The other curious body of work in the show is by Annette Kelm, a triptych of Herbert Tobias album covers. This brings to mind an essay by the late Herve Guibert about record album covers, their tactility & resonance as sensuous objects & their primacy as aethetic experiences. Herbert Tobias was a great German gay photographer in the 1950s & 1960s. His commercial work for Deutsche Grammophon is both kitsch & trendy & meant to be ephemeral, a kind of post-WWII modernism - the subjective photography of Otto Steinert, applied in a commercial field. Kelm's use of the images invokes a historical recovery in seemingly trivial work to reveal a worldview of myth, culture & longing.

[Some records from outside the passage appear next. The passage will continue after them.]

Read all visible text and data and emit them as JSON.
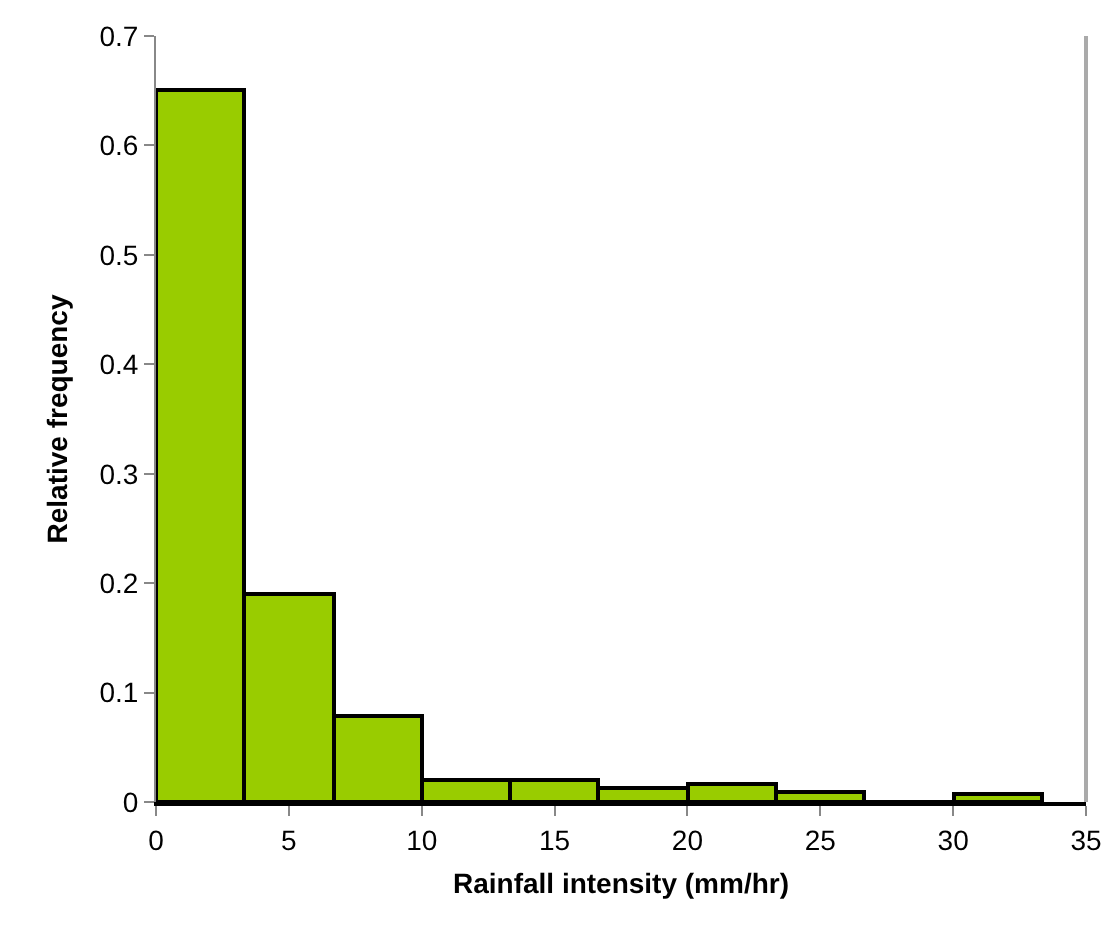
{
  "chart_data": {
    "type": "histogram",
    "xlabel": "Rainfall intensity (mm/hr)",
    "ylabel": "Relative frequency",
    "bins": [
      0,
      3.333,
      6.667,
      10,
      13.333,
      16.667,
      20,
      23.333,
      26.667,
      30,
      33.333
    ],
    "values": [
      0.65,
      0.19,
      0.078,
      0.021,
      0.021,
      0.012,
      0.016,
      0.009,
      0,
      0.007
    ],
    "color": "#99cc00",
    "xlim": [
      0,
      35
    ],
    "xticks": [
      0,
      5,
      10,
      15,
      20,
      25,
      30,
      35
    ],
    "ylim": [
      0,
      0.7
    ],
    "yticks": [
      0,
      0.1,
      0.2,
      0.3,
      0.4,
      0.5,
      0.6,
      0.7
    ]
  }
}
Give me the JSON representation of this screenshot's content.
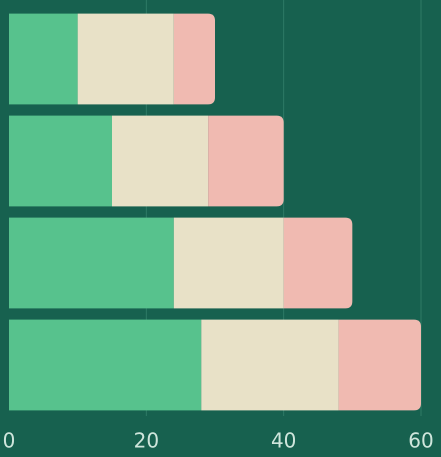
{
  "chart_data": {
    "type": "stacked-barh",
    "categories": [
      null,
      null,
      null,
      null
    ],
    "series": [
      {
        "color": "#57c28d",
        "values": [
          10,
          15,
          24,
          28
        ]
      },
      {
        "color": "#e8e1c7",
        "values": [
          14,
          14,
          16,
          20
        ]
      },
      {
        "color": "#f0bab1",
        "values": [
          6,
          11,
          10,
          12
        ]
      }
    ],
    "xlim": [
      0,
      60
    ],
    "xticks": [
      0,
      20,
      40,
      60
    ],
    "grid": true
  }
}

Thursday, February 5, 2009

Male: From the Collection of Vince Aletti


Male: From The Collection Of Vince Aletticould be seen as a catalog accompaniment to a show of Vince Aletti's collection shown earlier at White Columns. The book can be viewed independently, as well, & along with an essay by Collier Schorr, it is a fascinating inquiry into the art of collecting.

The collection is distinguished by a general theme, masculinity as a site of desire, as well as what could be described as eclectic, "catholic" taste. Categories of quality or an established canon are second fiddle to a desiring eye which can collect great artist=photographers such as Peter Hujar, Bill Jacobson & Gary Schneider, as well as photographers whose work would be classified as outside an artistic precis, such as the documentarian Danny Lyon or the anthropologist Pierre Verger. The rule of thumb for the collection is a desire that is not necessarily explicit but exists through the eye of the collector. If there is anything to learn it is the anarchy of desire in terms of looking at images. Coexistent w/ any fine art images there is also panoply of beefcake photography - Bob Mizer's Athletic Model Guild, Don Whitman's Western Photography Guild, Bruce of Los Angeles - as well as anonymous porn, amateur snaps, boxing images, an amazing image of Lew Alcinder - I don't want to list any more as there are hundreds of sources.

I find most collections have a death-like aspect in trying to define a subject & contain it. Vince Aletti's collection has a much more dynamic aspect. Is it because it is both older work & contemporary too? High & low subjects? There is something radical & unfinished about the collection which gives it a vibrancy beyond conventional connoisseurship.